The Prince George’s County Council will feature two additional council members, who will serve at-large and represent the county as a whole rather than a single district. The measure received 66 percent of the countywide vote.

The measure — Ballot Question D — will add two additional seats to the nine-member council, and stipulated that a council member who was elected to two terms of office as a county district member cannot serve more than two consecutive terms as an at-large member.

PG County Council terms last four years, and the current term expires in 2018. With the ballot question passed, any county council member could seek an at-large seat, even if they have already reached the county’s two-term limit.

A similar measure in this county was considered and defeated in 2004, according to The Washington Post. Of 1,204 ballot responses recorded in Stamp Student Union on Tuesday, 947 students supported the addition and 257 opposed it.

A county audit found the at-large members will cost the county $831,000 in 2019 and $1.1 million in 2020.

Nearby legislatures, including those from Montgomery and Arlington counties, include some at-large members. In Montgomery County, four out of nine council members are elected at-large, and all five of Arlington County’s board members are elected at-large.

Jennifer Dwyer, the Prince George’s County lead organizer for Progressive Maryland, said her group faced challenges from competing sample ballots sent out to residents.

The Prince George’s County Democratic Central Committee typically sends out a sample ballot, but opted not to this year because it was divided over Question D and whether to endorse school board candidates. As a result, at least four local Democratic groups sent out their own ballots with endorsements for the referendums, according to The Washington Post.

“For the grassroots activists who worked hard to inform their communities, their neighbors and their friends about what Question D was about, we faced a significant challenge by these fake Democratic ballots financed by developer cash,” Dwyer said.

Dwyer noted she believes the money that will be spent on the new at-large members’ salaries is better spent elsewhere, including on the county’s schools and infrastructure. She also expressed concerns with delegates being accountable enough to constituents.

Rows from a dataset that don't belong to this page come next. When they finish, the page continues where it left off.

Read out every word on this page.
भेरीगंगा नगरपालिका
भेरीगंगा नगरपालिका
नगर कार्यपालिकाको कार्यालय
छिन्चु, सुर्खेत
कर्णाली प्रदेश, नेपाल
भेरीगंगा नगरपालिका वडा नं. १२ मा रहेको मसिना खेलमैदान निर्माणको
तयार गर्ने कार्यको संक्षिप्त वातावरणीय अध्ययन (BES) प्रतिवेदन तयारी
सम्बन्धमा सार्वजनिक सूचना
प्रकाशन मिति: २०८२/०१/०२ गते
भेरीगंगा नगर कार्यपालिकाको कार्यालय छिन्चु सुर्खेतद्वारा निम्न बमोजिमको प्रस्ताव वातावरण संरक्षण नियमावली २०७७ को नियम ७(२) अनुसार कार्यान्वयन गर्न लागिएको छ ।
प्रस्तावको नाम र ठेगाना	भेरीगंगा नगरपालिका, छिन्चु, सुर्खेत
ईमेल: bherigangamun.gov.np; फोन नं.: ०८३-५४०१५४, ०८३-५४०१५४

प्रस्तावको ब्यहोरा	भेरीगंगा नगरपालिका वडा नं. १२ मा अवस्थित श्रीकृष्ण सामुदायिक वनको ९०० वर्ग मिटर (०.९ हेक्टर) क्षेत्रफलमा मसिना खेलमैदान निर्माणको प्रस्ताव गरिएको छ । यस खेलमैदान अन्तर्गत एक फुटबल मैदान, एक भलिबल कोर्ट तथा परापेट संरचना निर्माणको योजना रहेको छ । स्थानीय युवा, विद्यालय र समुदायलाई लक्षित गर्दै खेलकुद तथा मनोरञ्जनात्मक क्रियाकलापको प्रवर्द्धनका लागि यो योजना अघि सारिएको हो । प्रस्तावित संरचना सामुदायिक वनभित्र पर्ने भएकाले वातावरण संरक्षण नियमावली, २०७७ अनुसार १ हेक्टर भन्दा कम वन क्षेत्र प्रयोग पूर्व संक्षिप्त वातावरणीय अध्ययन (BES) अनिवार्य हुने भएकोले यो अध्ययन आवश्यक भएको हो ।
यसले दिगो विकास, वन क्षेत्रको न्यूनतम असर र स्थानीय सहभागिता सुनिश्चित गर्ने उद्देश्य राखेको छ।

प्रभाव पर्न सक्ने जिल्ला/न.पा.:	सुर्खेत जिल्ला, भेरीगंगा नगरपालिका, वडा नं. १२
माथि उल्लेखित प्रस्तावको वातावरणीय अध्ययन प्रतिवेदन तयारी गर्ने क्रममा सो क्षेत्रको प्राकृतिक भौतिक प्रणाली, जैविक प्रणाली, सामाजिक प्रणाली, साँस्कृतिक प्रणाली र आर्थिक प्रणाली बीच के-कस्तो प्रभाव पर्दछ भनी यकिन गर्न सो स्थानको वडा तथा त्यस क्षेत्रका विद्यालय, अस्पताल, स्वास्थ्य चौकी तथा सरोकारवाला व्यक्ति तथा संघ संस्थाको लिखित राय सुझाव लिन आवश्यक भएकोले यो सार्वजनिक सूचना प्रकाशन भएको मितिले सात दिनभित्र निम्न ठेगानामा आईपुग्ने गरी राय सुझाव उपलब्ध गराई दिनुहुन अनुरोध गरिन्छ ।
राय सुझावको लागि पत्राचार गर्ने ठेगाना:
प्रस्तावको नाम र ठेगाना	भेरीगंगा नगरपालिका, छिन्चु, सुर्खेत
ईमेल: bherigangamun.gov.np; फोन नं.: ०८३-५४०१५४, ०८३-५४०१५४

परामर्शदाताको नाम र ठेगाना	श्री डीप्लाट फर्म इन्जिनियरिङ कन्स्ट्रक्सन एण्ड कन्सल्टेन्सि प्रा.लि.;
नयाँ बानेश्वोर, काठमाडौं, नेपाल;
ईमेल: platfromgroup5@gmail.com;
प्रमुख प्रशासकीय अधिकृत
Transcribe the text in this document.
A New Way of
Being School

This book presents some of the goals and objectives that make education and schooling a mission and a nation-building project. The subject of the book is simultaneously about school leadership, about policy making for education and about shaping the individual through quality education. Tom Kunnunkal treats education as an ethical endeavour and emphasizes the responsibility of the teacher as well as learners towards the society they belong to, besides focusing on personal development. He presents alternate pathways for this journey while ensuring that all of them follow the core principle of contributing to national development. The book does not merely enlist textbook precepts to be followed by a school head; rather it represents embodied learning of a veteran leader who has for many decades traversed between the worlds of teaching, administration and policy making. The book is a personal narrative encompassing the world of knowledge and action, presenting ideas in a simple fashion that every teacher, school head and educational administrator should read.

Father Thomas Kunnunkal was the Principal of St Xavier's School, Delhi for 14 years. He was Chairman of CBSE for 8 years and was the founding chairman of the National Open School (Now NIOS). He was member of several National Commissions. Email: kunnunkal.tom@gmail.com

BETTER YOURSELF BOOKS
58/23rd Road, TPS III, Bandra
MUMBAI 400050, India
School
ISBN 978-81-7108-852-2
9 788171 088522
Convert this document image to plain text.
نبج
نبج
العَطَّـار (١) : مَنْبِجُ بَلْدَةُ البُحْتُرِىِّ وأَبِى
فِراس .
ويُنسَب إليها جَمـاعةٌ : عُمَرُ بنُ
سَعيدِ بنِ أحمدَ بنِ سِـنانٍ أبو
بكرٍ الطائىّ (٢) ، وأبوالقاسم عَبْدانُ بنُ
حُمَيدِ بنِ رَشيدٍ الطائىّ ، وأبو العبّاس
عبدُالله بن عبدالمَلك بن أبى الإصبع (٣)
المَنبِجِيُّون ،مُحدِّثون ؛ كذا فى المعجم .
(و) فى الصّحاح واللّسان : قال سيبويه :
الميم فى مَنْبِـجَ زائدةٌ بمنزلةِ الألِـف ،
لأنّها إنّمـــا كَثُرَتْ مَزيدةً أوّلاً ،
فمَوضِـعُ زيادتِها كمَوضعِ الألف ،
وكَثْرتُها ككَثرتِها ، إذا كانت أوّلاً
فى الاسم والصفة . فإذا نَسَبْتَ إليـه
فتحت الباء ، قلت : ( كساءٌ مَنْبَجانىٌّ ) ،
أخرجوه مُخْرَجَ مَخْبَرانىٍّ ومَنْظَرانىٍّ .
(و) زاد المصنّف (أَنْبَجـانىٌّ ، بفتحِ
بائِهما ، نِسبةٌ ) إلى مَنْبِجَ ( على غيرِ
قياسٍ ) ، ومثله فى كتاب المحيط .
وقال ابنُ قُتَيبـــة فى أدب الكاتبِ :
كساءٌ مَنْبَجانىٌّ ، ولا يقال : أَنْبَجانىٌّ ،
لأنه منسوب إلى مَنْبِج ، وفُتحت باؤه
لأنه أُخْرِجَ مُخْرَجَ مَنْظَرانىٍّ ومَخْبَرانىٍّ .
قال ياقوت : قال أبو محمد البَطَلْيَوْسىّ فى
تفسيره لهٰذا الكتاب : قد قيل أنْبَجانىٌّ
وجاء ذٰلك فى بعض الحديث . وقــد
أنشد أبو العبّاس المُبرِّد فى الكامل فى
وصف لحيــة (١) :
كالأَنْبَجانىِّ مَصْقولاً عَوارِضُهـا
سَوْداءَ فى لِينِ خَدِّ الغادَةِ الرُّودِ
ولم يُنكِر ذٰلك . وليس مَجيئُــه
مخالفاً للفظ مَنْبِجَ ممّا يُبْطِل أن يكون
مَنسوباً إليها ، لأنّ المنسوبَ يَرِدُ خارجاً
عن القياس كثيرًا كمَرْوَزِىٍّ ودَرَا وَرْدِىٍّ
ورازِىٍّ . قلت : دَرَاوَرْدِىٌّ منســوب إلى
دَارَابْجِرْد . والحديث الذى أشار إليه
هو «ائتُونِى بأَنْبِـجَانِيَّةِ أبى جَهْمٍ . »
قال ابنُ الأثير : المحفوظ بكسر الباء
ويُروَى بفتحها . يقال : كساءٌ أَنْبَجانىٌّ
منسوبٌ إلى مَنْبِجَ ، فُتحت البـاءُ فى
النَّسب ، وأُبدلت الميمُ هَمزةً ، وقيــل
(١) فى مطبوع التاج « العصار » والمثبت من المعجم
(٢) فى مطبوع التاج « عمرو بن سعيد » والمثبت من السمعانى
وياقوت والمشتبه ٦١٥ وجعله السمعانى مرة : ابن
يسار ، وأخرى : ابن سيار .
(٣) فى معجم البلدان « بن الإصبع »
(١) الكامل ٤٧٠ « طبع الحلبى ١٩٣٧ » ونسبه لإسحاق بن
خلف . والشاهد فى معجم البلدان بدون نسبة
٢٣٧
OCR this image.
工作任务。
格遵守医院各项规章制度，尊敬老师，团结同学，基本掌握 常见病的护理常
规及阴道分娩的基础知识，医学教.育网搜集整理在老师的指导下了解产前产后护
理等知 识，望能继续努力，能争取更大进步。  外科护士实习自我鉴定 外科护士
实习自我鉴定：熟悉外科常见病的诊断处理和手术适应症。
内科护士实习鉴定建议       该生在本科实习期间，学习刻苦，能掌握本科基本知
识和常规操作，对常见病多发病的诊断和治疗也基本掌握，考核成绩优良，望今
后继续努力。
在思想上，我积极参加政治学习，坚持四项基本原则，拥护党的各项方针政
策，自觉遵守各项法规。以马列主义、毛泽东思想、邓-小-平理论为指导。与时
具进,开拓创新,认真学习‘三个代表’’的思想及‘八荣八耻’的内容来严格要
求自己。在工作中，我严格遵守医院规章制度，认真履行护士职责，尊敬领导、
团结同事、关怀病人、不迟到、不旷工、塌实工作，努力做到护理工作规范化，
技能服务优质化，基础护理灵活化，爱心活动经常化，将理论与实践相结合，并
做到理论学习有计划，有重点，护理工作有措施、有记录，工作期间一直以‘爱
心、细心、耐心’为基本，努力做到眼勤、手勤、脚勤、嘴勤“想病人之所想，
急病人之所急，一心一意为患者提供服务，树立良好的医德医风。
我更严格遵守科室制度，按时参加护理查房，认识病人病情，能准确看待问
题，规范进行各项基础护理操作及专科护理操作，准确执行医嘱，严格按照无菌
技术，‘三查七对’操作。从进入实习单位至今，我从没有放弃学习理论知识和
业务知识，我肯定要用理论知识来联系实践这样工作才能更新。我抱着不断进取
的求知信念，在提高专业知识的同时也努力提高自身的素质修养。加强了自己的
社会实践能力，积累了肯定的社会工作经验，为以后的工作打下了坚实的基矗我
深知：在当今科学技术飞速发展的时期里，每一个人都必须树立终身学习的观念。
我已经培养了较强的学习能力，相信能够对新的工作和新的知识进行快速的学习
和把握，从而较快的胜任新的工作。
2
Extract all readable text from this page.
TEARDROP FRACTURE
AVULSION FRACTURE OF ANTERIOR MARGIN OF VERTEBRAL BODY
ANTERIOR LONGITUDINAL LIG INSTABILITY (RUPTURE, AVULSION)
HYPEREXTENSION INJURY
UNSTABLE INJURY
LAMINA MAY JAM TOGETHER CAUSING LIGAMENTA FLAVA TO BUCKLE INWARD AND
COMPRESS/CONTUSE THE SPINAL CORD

“How is an at-large person with 900,000 constituents really going to be receptive to me, my issues or my community’s issues?” she said. “What this means for the community is taxpayer money going to fund a couple more career politicians for no increase in services.”

College Park Mayor Patrick Wojahn said he hopes that the additional members will allow the county to confront its obstacles.

“It’s a sign that people in the county are looking for new solutions to try to tackle some of the challenges that our country faces,” he said, adding that those challenges include trying to improve the county’s public school system and job prospects.

However, District 4 Councilwoman Mary Cook called the measure’s passage “unfortunate.”

“Many are anticipating that it will allow our current politicians to stay in office longer,” she said. “And that’s not necessarily a good thing because sometimes they don’t have their constituents’ interests at heart.”

The ballot also included five bond referendums, which would permit the county to fund major projects, such as the construction of the 16.2-mile Purple Line, by selling bonds. All five measures passed by more than 70 percent. The last ballot question — Question G — permitted outside legal counsel to be hired in cases when the county’s executive and legislative branches are in conflict. It passed, garnering 85 percent of the vote.

Staff writer Lindsey Feingold contributed to this report.